Since we often trumpet our own claims to democratic culture—like America—it is also worthwhile to look across the border. Najam Sethi, a Pakistani journalist and the former chief minister of Punjab, has been jailed thrice by three different Pakistani regimes: first by Zulfikar Ali Bhutto, for protesting against military action in Balochistan; then by General Zia ul Haq, for publishing a book by a former Chief Justice of the Supreme Court, Justice Mohammad Munir; and most recently by the Nawaz Sharif government for “treason.” “He’s a patriot who is willing to attack nationalism when required, a secularist who will illuminate the transgressions made by secularists, and a pacifist who will support internal and external military agencies whenever he feels that they have a case” Eshwar Sundareshan, a Bangalore-based writer, noted in the Dawn—an English daily based in Pakistan.

Is it possible that the fear of being tagged anti-national is tying the Indian media’s hands? Or have we inched so close to the powers that be in the worlds of politics and business that fearless speech has become near impossible? There can be little doubt that over the past two decades, changing patterns of media ownership and the commodification of news as infotainment have gone hand in hand with the dilution of editorial autonomy at the altar of money and business.
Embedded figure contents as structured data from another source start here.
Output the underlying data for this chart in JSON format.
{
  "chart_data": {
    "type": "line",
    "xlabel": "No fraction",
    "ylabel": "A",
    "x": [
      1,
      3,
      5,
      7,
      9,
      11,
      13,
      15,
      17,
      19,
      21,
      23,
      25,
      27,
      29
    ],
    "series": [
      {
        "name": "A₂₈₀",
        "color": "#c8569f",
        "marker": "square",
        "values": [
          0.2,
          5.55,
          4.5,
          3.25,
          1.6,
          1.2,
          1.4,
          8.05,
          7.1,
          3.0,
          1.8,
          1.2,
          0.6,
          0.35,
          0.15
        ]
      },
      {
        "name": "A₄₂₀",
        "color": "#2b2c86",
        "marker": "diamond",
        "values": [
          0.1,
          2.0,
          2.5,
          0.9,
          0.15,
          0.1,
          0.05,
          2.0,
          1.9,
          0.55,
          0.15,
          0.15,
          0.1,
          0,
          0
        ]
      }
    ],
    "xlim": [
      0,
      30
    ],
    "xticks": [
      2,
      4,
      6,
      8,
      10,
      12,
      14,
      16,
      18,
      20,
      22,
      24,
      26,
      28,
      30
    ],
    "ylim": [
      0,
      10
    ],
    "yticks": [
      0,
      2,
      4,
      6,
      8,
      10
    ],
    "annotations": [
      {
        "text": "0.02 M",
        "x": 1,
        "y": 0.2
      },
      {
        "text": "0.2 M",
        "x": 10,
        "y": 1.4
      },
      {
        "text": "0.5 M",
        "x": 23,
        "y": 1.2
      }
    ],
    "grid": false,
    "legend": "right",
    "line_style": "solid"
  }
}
In making such comparisons, it is important to remember that American journalism is also mired in conflicts that are taking a toll on the media’s independence. War reporters embedded with the armed forces tend to supply the military’s versions of events, and mainstream American media is well-known for its cacophonous obscuration of a well-informed debate. The fact that mainstream American media did not interrogate the ‘weapons of mass destruction’ narrative that was fed to them by the White House in 2003, is an unfortunate comment on their autonomy and desire to cross the dotted line. At the same time a strong tradition of dissident media also peppers the landscape of American news—from individuals like Risen, Jeremy Scahill, Amy Goodman and Glenn Greenwald, to organisations like Mother Jones and The Nation.

The Indian media—especially in recent years—has gone after corrupt politicians and revealed huge scams. But arguably, these are not life-disrupting, career-ending stories that go beyond the unstated boundaries of conventional reportage. Often journalists and proprietors running media establishments do not wish to court that danger. The dotted line appears whenever exposes by strong reporters are ignored, or when, as in the case of the Radia Tapes, the media establishment’s close ties to corporations and politicians are not zealously covered. Abstract cases of corruption are easier to handle than specific charges against those in power. The current media discourse on Greenpeace activist Priya Pillai—which waxes eloquent on the case but refuses to engage with the larger issue of questioning the seemingly sacrosanct ideal of nationalism—or the anti-nuclear movement in Kudankulam, is trapped within the staid paradigm of prime time shouting matches.

Given these circumstances, I could not help but wonder what it would mean for journalists—in India or anywhere else—to speak truth to power.

As a possible answer to this question, in an interview with Democracy Now, Risen remarked that “without aggressive investigative reporting, we can’t really have a democracy, because the only real oversight for the government is an independent and aggressive press. And I think that’s what the government really fears more than anything else.”


Monobina Gupta is a senior journalist and author based in New Delhi.